For over 200 years, the term “trust” used in a financial sense (e.g., “bank and trust”) has implied confidence in the trustee. I’d wager that most of us still believe our banks are fiduciary trusts and that our money is being safely held by a third party. However, the trends highlighted in a recent New York Times article, “Bank Tellers, With Access to Accounts, Pose a Rising Security Risk,” could change our minds. Not only is our money at risk at many financial institutions, so are our digital identities.
The Times article focuses on the rising threat posed by low-paid bank tellers who have excessive access to sensitive customer data.
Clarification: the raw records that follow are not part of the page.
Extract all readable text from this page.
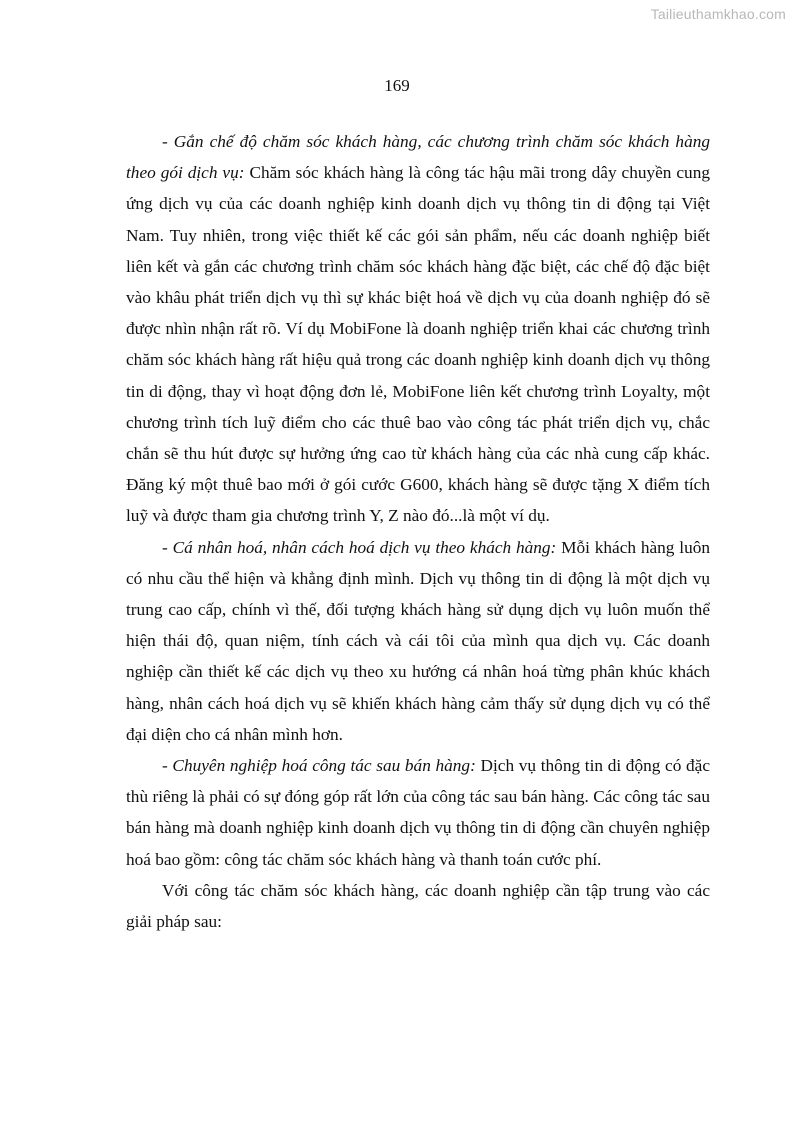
Tailieuthamkhao.com
169

- Gắn chế độ chăm sóc khách hàng, các chương trình chăm sóc khách hàng theo gói dịch vụ: Chăm sóc khách hàng là công tác hậu mãi trong dây chuyền cung ứng dịch vụ của các doanh nghiệp kinh doanh dịch vụ thông tin di động tại Việt Nam. Tuy nhiên, trong việc thiết kế các gói sản phẩm, nếu các doanh nghiệp biết liên kết và gắn các chương trình chăm sóc khách hàng đặc biệt, các chế độ đặc biệt vào khâu phát triển dịch vụ thì sự khác biệt hoá về dịch vụ của doanh nghiệp đó sẽ được nhìn nhận rất rõ. Ví dụ MobiFone là doanh nghiệp triển khai các chương trình chăm sóc khách hàng rất hiệu quả trong các doanh nghiệp kinh doanh dịch vụ thông tin di động, thay vì hoạt động đơn lẻ, MobiFone liên kết chương trình Loyalty, một chương trình tích luỹ điểm cho các thuê bao vào công tác phát triển dịch vụ, chắc chắn sẽ thu hút được sự hưởng ứng cao từ khách hàng của các nhà cung cấp khác. Đăng ký một thuê bao mới ở gói cước G600, khách hàng sẽ được tặng X điểm tích luỹ và được tham gia chương trình Y, Z nào đó...là một ví dụ.

- Cá nhân hoá, nhân cách hoá dịch vụ theo khách hàng: Mỗi khách hàng luôn có nhu cầu thể hiện và khẳng định mình. Dịch vụ thông tin di động là một dịch vụ trung cao cấp, chính vì thế, đối tượng khách hàng sử dụng dịch vụ luôn muốn thể hiện thái độ, quan niệm, tính cách và cái tôi của mình qua dịch vụ. Các doanh nghiệp cần thiết kế các dịch vụ theo xu hướng cá nhân hoá từng phân khúc khách hàng, nhân cách hoá dịch vụ sẽ khiến khách hàng cảm thấy sử dụng dịch vụ có thể đại diện cho cá nhân mình hơn.

- Chuyên nghiệp hoá công tác sau bán hàng: Dịch vụ thông tin di động có đặc thù riêng là phải có sự đóng góp rất lớn của công tác sau bán hàng. Các công tác sau bán hàng mà doanh nghiệp kinh doanh dịch vụ thông tin di động cần chuyên nghiệp hoá bao gồm: công tác chăm sóc khách hàng và thanh toán cước phí.

Với công tác chăm sóc khách hàng, các doanh nghiệp cần tập trung vào các giải pháp sau:
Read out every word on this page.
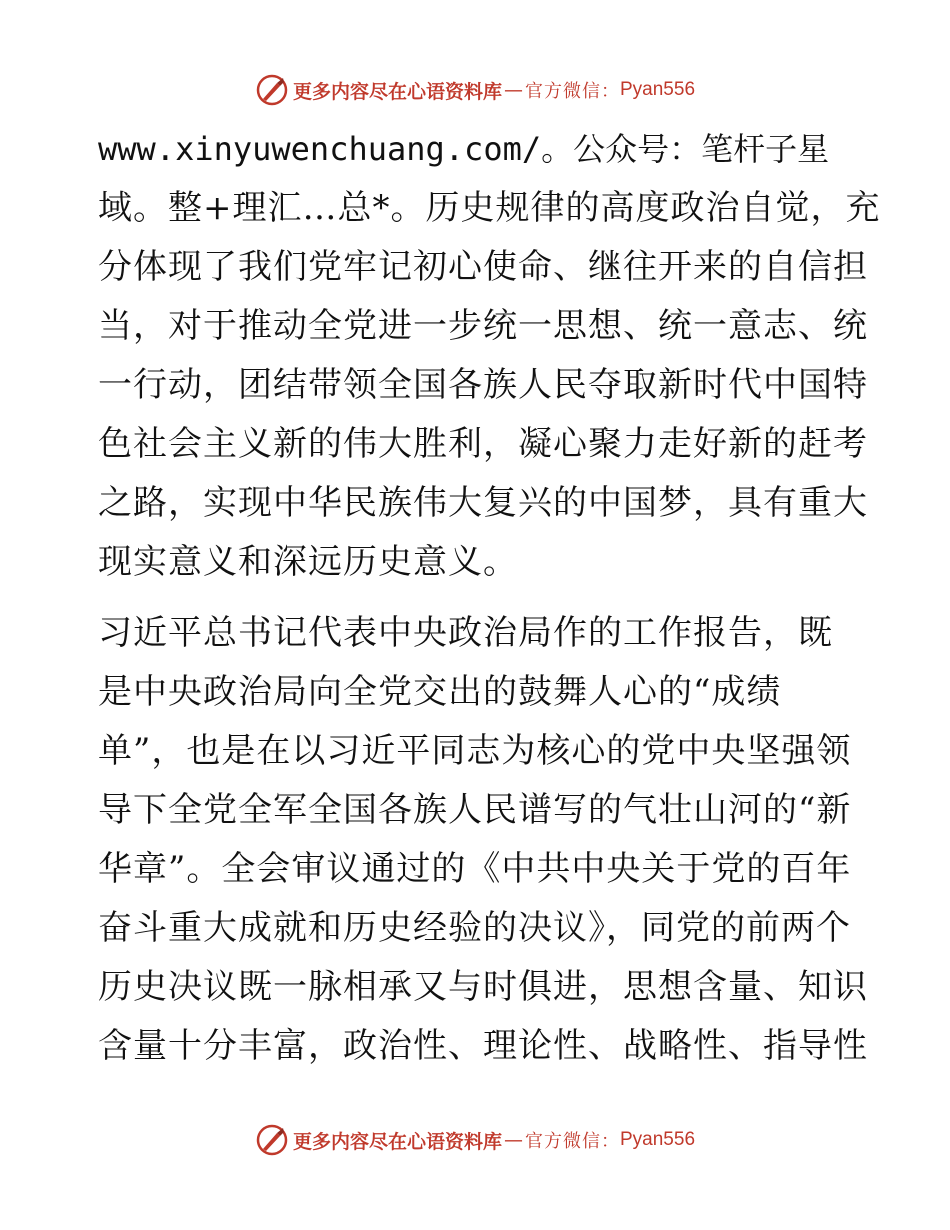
更多内容尽在心语资料库 — 官方微信： Pyan556
www.xinyuwenchuang.com/。公众号：笔杆子星
域。整+理汇…总*。历史规律的高度政治自觉，充
分体现了我们党牢记初心使命、继往开来的自信担
当，对于推动全党进一步统一思想、统一意志、统
一行动，团结带领全国各族人民夺取新时代中国特
色社会主义新的伟大胜利，凝心聚力走好新的赶考
之路，实现中华民族伟大复兴的中国梦，具有重大
现实意义和深远历史意义。
习近平总书记代表中央政治局作的工作报告，既
是中央政治局向全党交出的鼓舞人心的“成绩
单”，也是在以习近平同志为核心的党中央坚强领
导下全党全军全国各族人民谱写的气壮山河的“新
华章”。全会审议通过的《中共中央关于党的百年
奋斗重大成就和历史经验的决议》，同党的前两个
历史决议既一脉相承又与时俱进，思想含量、知识
含量十分丰富，政治性、理论性、战略性、指导性
更多内容尽在心语资料库 — 官方微信： Pyan556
The tellers profiled in the article don’t simply steal from customers directly; they act as conduits for criminal networks. Tellers can access and sell customer data for as much as $2,500 per record according to The Times, with very little risk of detection.
And the risk to consumers is bigger than cash withdrawals from their bank accounts. Once digital identities, including Social Security numbers, are being traded on the black market, consumers are at risk for all kinds of fraud. The article cites examples of stolen identities being used to print fake ATM cards, which are then used to withdraw money from accounts; to take out fake loans in the victims’ names; and to create fake drivers licenses in order to apply for fake credit cards, which are used and approved at fake businesses.
Gaining access to customer data is relatively easy for employees, yet many banks do not have the right controls in place to detect and prevent it. The situation has escalated to the point where legal and regulatory authorities are urging the adoption of stronger security policies and processes at financial institutions. To prevent identity theft, banks must restrict the information that tellers can access, and they must monitor tellers’ access to sensitive data to detect any suspicious activity.
The good news for financial institutions is that the right identity governance solution can help them identify high-risk access to sensitive data and apply automated controls to reduce that risk. With controls such as access certifications and policy scans, banks can detect excess or inappropriate access and automatically revoke unnecessary privileges, and they can ensure that tellers only gain access to information required to perform their job duties (“least privilege”). By implementing the right identity governance solution, banks can protect digital identities, prevent criminal exploitation, and restore consumer confidence in fiduciary trustees.